I have an xml doc that looks something like this
<MyXmlRoot>
<App xmlns='urn:SomethingSomething1'>
...
</App>
<User xmlns='urn:SomethingSomething2'>
...
</User>
<Doc xmlns='urn:SomethingSomething3'>
<level2>
<level3>
<level4>
<level5>
<level6>
<level7>
<level8>
<level9>
<level10>Content at the deepest level</level10>
</level9>
</level8>
</level7>
</level6>
</level5>
</level4>
</level3>
</level2>
</Doc>
I use lxml to read it and parse it like this
tree = etree.parse("textxml.xml")
root = tree.getroot()
if I do pretty print from root it will show the entire xml. which is good but when I try to read specific tags values like so
content = root.xpath('//level10/text()')
xpath can't find any tag below the root and returns empty list I suspect it's because of the namespaces but can't find a solution to make xpath read values any advice ?
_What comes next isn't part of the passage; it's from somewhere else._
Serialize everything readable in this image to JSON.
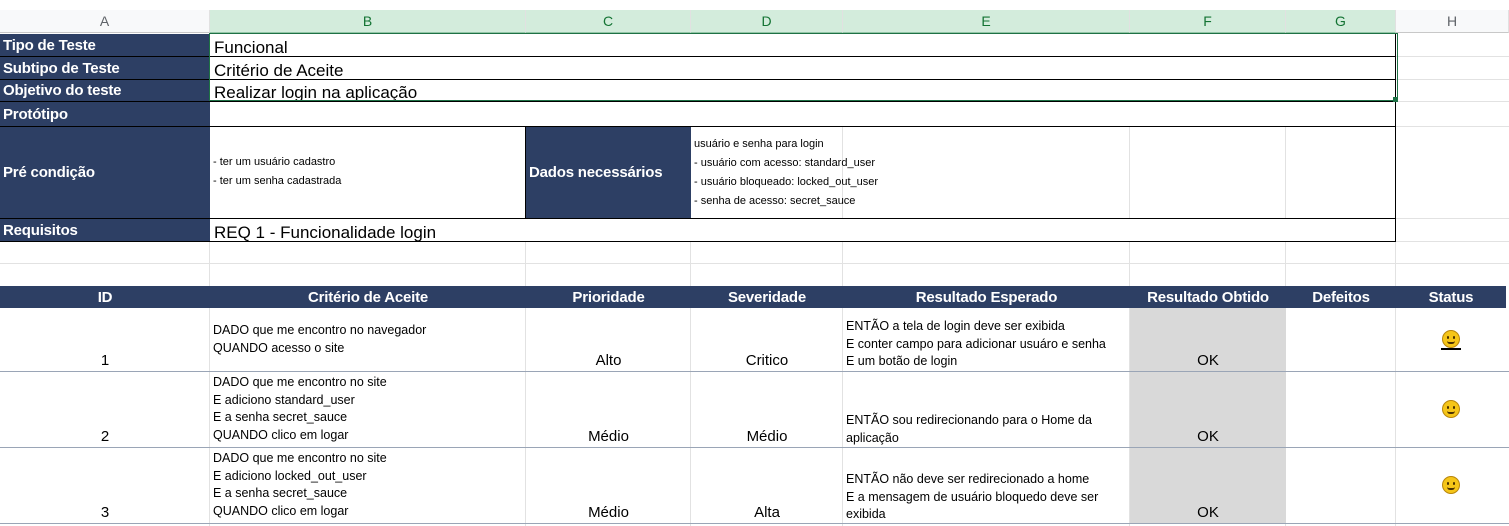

Add xmlns {urn:SomethingSomething3}
to the tag you want to search:
from lxml import etree
xml_data = """
<MyXmlRoot>
<App xmlns='urn:SomethingSomething1'>
</App>
<User xmlns='urn:SomethingSomething2'>
</User>
<Doc xmlns='urn:SomethingSomething3'>
<level2>
<level3>
<level4>
<level5>
<level6>
<level7>
<level8>
<level9>
<level10>Content at the deepest level</level10>
</level9>
</level8>
</level7>
</level6>
</level5>
</level4>
</level3>
</level2>
</Doc>
</MyXmlRoot>
"""
root = etree.fromstring(xml_data)
level10_text = root.find(".//{urn:SomethingSomething3}level10").text
print("Text from <level10> tag:", level10_text)
Prints:
Text from <level10> tag: Content at the deepest level
OR: Use etree.ETXPath
:
to_search = etree.ETXPath("//{urn:SomethingSomething3}level10/text()")
level10_text = to_search(root)
print("Text from <level10> tag:", level10_text)
Prints:
Text from <level10> tag: ['Content at the deepest level']